Structure and regulations were not considered, as many weren’t thinking of an industry, but what they could milk out of the system. Because the Marketers are the strong hold of the business, Home Video film became an all-comers affair; they dictate what they want to the Professionals. And so, they could call for a recess (from March to early April) when they needed it. But the recess was only to empty their stalls of too many unsold films. Home Video Film business is a one-man business that has triumphed on the culture of « copy-cat » to spread all over Africa at the detriment of the Professionals and the Profession.
The scenarios are quite obvious. The entire Nigeria economical disposition is in juxtaposition to so many other sub-sectors’, including the home video industry. All over the world now, the news of the successes of the Nigerian home video is getting aggressive by the day despite the huge short falls, the entire economical wounds, lack of structure and regulations and maladroit machinery of Organizations and Associations. Nigeria Actor’s Guild (NAG), National Association of Nigerian Theatre Arts Practitioners (NANTAP), Independent Television Producers Association of Nigeria (ITPAN), etc. are all a part of this shame. Democratic dispensation in Nigeria merged with the seeming successes of the Home Video films, from the rabble of decadence from the Military era has again lit the dark corridors of our hearts and streets. People now trudge to the cinema theatre (National Arts Theatre Iganmu, FSP hall Ikeja, Pen cinema Agege, etc.) on weekends to watch films, mostly Yoruba films. With the teeming rush, special magazines for advertisement of films, TV ad programs for films, the number of films released in every two weeks has risen to 15 films- 8 english from Igbo producers, and 7 yoruba.

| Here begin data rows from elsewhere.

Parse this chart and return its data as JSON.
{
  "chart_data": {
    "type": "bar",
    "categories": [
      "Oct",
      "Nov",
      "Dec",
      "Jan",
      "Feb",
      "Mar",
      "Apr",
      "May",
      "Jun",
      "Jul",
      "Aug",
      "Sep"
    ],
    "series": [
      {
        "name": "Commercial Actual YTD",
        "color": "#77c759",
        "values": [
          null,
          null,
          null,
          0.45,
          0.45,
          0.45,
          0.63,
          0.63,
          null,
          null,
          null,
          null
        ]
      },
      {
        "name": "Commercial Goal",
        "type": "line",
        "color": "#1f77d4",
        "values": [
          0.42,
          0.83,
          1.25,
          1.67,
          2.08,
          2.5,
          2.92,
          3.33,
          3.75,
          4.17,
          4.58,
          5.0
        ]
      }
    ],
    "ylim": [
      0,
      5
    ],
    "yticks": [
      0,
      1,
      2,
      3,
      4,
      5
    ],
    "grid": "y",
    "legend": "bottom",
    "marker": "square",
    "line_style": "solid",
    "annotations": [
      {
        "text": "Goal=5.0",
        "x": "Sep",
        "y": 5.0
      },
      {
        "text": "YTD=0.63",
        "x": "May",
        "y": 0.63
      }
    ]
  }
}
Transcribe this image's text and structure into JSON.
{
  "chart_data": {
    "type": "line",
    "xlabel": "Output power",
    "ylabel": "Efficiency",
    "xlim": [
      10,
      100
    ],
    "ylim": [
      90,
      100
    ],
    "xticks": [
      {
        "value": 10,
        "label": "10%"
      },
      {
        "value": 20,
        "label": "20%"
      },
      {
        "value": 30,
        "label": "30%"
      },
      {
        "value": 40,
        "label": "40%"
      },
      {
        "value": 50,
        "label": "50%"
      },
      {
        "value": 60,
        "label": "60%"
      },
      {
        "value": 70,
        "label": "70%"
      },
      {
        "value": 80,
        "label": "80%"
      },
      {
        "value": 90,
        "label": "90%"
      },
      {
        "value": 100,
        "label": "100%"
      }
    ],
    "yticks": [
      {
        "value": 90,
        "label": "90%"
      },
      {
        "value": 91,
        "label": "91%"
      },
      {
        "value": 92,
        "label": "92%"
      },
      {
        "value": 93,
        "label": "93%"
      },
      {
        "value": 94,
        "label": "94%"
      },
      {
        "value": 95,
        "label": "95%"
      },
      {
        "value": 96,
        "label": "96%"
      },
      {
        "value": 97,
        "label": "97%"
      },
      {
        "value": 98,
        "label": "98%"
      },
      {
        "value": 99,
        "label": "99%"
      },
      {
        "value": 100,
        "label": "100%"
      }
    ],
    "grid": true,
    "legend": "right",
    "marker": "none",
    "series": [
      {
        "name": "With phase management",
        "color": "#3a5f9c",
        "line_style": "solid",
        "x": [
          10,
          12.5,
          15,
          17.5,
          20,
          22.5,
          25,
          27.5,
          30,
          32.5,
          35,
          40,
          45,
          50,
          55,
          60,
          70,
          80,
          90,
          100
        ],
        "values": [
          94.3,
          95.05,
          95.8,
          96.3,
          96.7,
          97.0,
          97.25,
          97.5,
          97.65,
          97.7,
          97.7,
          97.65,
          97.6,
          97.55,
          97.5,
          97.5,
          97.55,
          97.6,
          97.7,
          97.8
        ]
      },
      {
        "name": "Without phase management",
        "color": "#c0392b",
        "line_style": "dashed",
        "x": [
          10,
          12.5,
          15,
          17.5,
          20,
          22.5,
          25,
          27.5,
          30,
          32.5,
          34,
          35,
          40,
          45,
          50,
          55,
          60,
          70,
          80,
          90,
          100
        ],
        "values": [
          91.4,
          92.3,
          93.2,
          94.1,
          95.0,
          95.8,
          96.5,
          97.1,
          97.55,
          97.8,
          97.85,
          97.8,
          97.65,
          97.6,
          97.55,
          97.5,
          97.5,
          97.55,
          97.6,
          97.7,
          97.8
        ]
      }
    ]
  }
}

Comparing to what obtains in the Western world, one would readily agree that the whole arrangement is disheartening. Still, as a third world country there is an obvious opening for the Government to capitalize on, especially with the spade of unemployment in the country. If the Marketers Association who care less about the structure of the industry as far as they are making their profit, could be converted through intense formal training in the business of filmmaking. And the Professionals re-organize themselves, Associations, firm to their duties, Censors Board live up to its responsibilities, and the Government providing a practical Policy, then the Nigeria economy is sure of serious boost in the filming sector.